Friday, November 12, 2010

Power Surges by Elisabeth Gumnior

Martha note: It's Civic Soapbox Friday . . .

illustration by Evette Gabriel

The bumper sticker is wrong. They’re definitely not power surges, even though I remember chuckling about the joke when I saw it the first time; but that was before I had real hot flashes. On a good day they are “my moment in the tropics,” or “my personal sauna heater kicking in.” On a bad day they are “fire flashes,” or “hell fevers.” At best they make me feel a bit be-dewed; at worst they suck the life right out of me. I have just lost an entire summer to these alleged power surges. I am a university professor; we are supposed to use our summers to do productive things like write articles and books. I have not even had the “power” to check my e-mails.
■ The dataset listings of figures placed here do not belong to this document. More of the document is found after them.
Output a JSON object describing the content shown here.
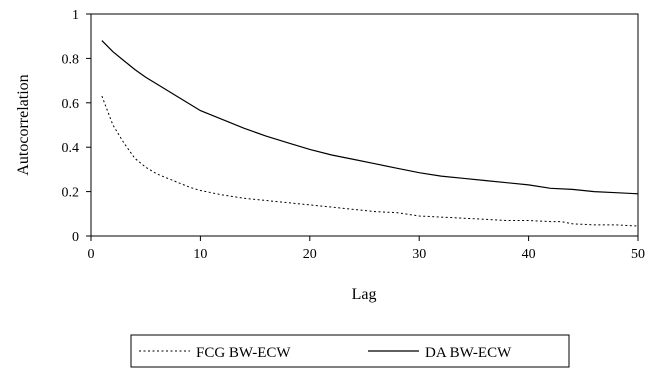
{
  "chart_data": {
    "type": "line",
    "title": "",
    "xlabel": "Lag",
    "ylabel": "Autocorrelation",
    "xlim": [
      0,
      50
    ],
    "ylim": [
      0,
      1
    ],
    "x_ticks": [
      "0",
      "10",
      "20",
      "30",
      "40",
      "50"
    ],
    "y_ticks": [
      "0",
      "0.2",
      "0.4",
      "0.6",
      "0.8",
      "1"
    ],
    "grid": false,
    "legend_position": "bottom",
    "series": [
      {
        "name": "FCG BW-ECW",
        "style": "dotted",
        "color": "#000000",
        "x": [
          1,
          2,
          3,
          4,
          5,
          6,
          7,
          8,
          9,
          10,
          12,
          14,
          16,
          18,
          20,
          22,
          24,
          26,
          28,
          30,
          32,
          34,
          36,
          38,
          40,
          42,
          43,
          44,
          46,
          48,
          50
        ],
        "y": [
          0.63,
          0.5,
          0.42,
          0.35,
          0.31,
          0.28,
          0.26,
          0.24,
          0.22,
          0.205,
          0.185,
          0.17,
          0.16,
          0.15,
          0.14,
          0.13,
          0.12,
          0.11,
          0.105,
          0.09,
          0.085,
          0.08,
          0.075,
          0.07,
          0.07,
          0.065,
          0.065,
          0.055,
          0.05,
          0.05,
          0.045
        ]
      },
      {
        "name": "DA BW-ECW",
        "style": "solid",
        "color": "#000000",
        "x": [
          1,
          2,
          3,
          4,
          5,
          6,
          8,
          10,
          12,
          14,
          16,
          18,
          20,
          22,
          24,
          26,
          28,
          30,
          32,
          34,
          36,
          38,
          40,
          42,
          44,
          46,
          48,
          50
        ],
        "y": [
          0.88,
          0.83,
          0.79,
          0.75,
          0.715,
          0.685,
          0.625,
          0.565,
          0.525,
          0.485,
          0.45,
          0.42,
          0.39,
          0.365,
          0.345,
          0.325,
          0.305,
          0.285,
          0.27,
          0.26,
          0.25,
          0.24,
          0.23,
          0.215,
          0.21,
          0.2,
          0.195,
          0.19
        ]
      }
    ]
  }
}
Much of my energy— since this most recent occurrence of hormonal imbalance started in mid-May—has gone into obsessing over my body temperature. When I am not experiencing hot flashes that either take my breath away or wrap my entire body in a sheet of sweat, I am experiencing severe chills. So ironically, I am actually cold most of the time. Every 20 to 40 minutes though, the temperature of my skin rises about 6 degrees Celsius (about 10 degrees Fahrenheit) in a matter of 5 to 15 seconds. In those moments, I seriously want to hurt the person who came up with that oh-so-witty bumper sticker. They most certainly are NOT power surges.
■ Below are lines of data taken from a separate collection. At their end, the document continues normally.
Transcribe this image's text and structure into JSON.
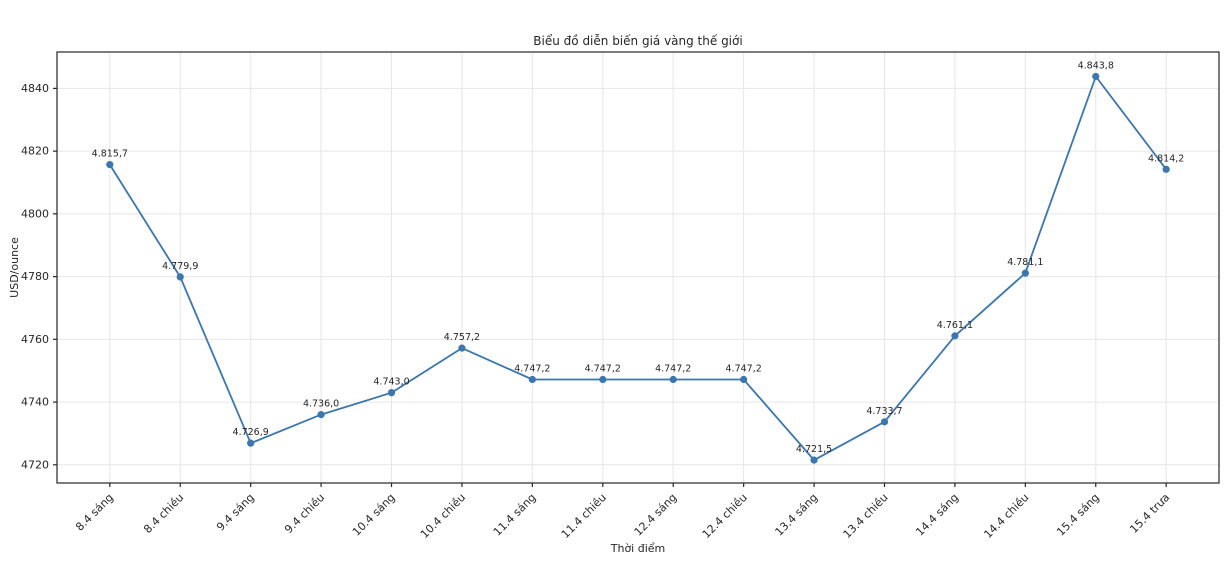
{
  "figure": {
    "title": "Biểu đồ diễn biến giá vàng thế giới",
    "xlabel": "Thời điểm",
    "ylabel": "USD/ounce"
  },
  "chart_data": {
    "type": "line",
    "title": "Biểu đồ diễn biến giá vàng thế giới",
    "xlabel": "Thời điểm",
    "ylabel": "USD/ounce",
    "categories": [
      "8.4 sáng",
      "8.4 chiều",
      "9.4 sáng",
      "9.4 chiều",
      "10.4 sáng",
      "10.4 chiều",
      "11.4 sáng",
      "11.4 chiều",
      "12.4 sáng",
      "12.4 chiều",
      "13.4 sáng",
      "13.4 chiều",
      "14.4 sáng",
      "14.4 chiều",
      "15.4 sáng",
      "15.4 trưa"
    ],
    "values": [
      4815.7,
      4779.9,
      4726.9,
      4736.0,
      4743.0,
      4757.2,
      4747.2,
      4747.2,
      4747.2,
      4747.2,
      4721.5,
      4733.7,
      4761.1,
      4781.1,
      4843.8,
      4814.2
    ],
    "point_labels": [
      "4.815,7",
      "4.779,9",
      "4.726,9",
      "4.736,0",
      "4.743,0",
      "4.757,2",
      "4.747,2",
      "4.747,2",
      "4.747,2",
      "4.747,2",
      "4.721,5",
      "4.733,7",
      "4.761,1",
      "4.781,1",
      "4.843,8",
      "4.814,2"
    ],
    "y_ticks": [
      4720,
      4740,
      4760,
      4780,
      4800,
      4820,
      4840
    ],
    "ylim": [
      4714.2,
      4851.6
    ],
    "grid": true,
    "legend": "none",
    "line_color": "#3b76af",
    "marker": "circle",
    "x_tick_rotation_deg": 45
  },
  "colors": {
    "line": "#3b76af",
    "grid": "#e6e6e6",
    "spine": "#262626",
    "background": "#ffffff",
    "text": "#262626"
  }
}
What I find really disconcerting about the line, “they are not hot flashes; they are power surges,” is the implicit “just grin and bear it” message that it communicates to women, and the “let’s make our women feel good about themselves, wink, wink” message that it conveys to men. Millions of women who, like me, experience this part of menopause as a truly debilitating condition, don't need patronizing slogans like that. But, unlike me, many women do not talk about the issue publicly (especially in mixed company) because it is still considered somewhat unseemly to do so. True, women are no longer locked away in asylums when they have gone quietly insane from the strains of menopause. But even the various outlets where women can share experiences and advice with each other keep the talk nicely contained and largely private.

However, all my manners and rhetorical savvy have gone out the window this summer, and anyone who has even casually asked me how I was doing has gotten the entire saga. Being vocal in this way has helped me maintain at least some of my equilibrium. And it has given me a mission: to generate real “em-power-ing” surges by drawing both women and men into open conversations about what women might experience during their 40s, 50s, and into their 60s.

At the suggestion of a friend I have started carrying collapsible fans with me. Not only do they make me feel more comfortable when the heat hits, they are also wonderful conversation starters. So, if you see me with my fan at the grocery store, Kline’s ice cream parlor, or the mall, let’s talk. Maybe I have an insight to share; maybe you have some advice for me. Maybe we can laugh together, or cry. Definitely, we can connect and have ourselves a power surge.
--Elisabeth Gumnior teaches Writing and Rhetoric at JMU

1 comment:

  1. Elisabeth, you have my sympathy. I, too, have had hot flashes that have been anywhere from mild to debilitating. The worst ones are those that wake me up in the middle of the night. Sadly, I have had them since I was in my early 40s and I'm now 58. My body reacts with hot flashes as a general communication tool. Hormones out of whack? HF. Have to use the bathroom? HF. Eat too much? HF. Need more food? HF.

    Over the years, I tried everything people recommended: eliminate caffeine, eat more soy, take black cohosh, get more exercise, eat only organic food, etc. My best result came from being on Estratest, but due to developing a heart problem, I had to eliminate that option. It was terrific, though. My HFs, which were severe at the time, were gone in 2 or 3 days.

    I later found that my night sweats are related to food (my blood sugar gets low) and I am now managing that much better and they are dissipating. So my suggestion to you is to have a thorough annual exam to confirm that the problem is what you think it is. Your HFs might be caused by something else. Also, if you are able to take hormones for a short period, that would probably help.

    I wish I could take hormones again! Loss of libido is the worst side effect, and no one EVER talks about that.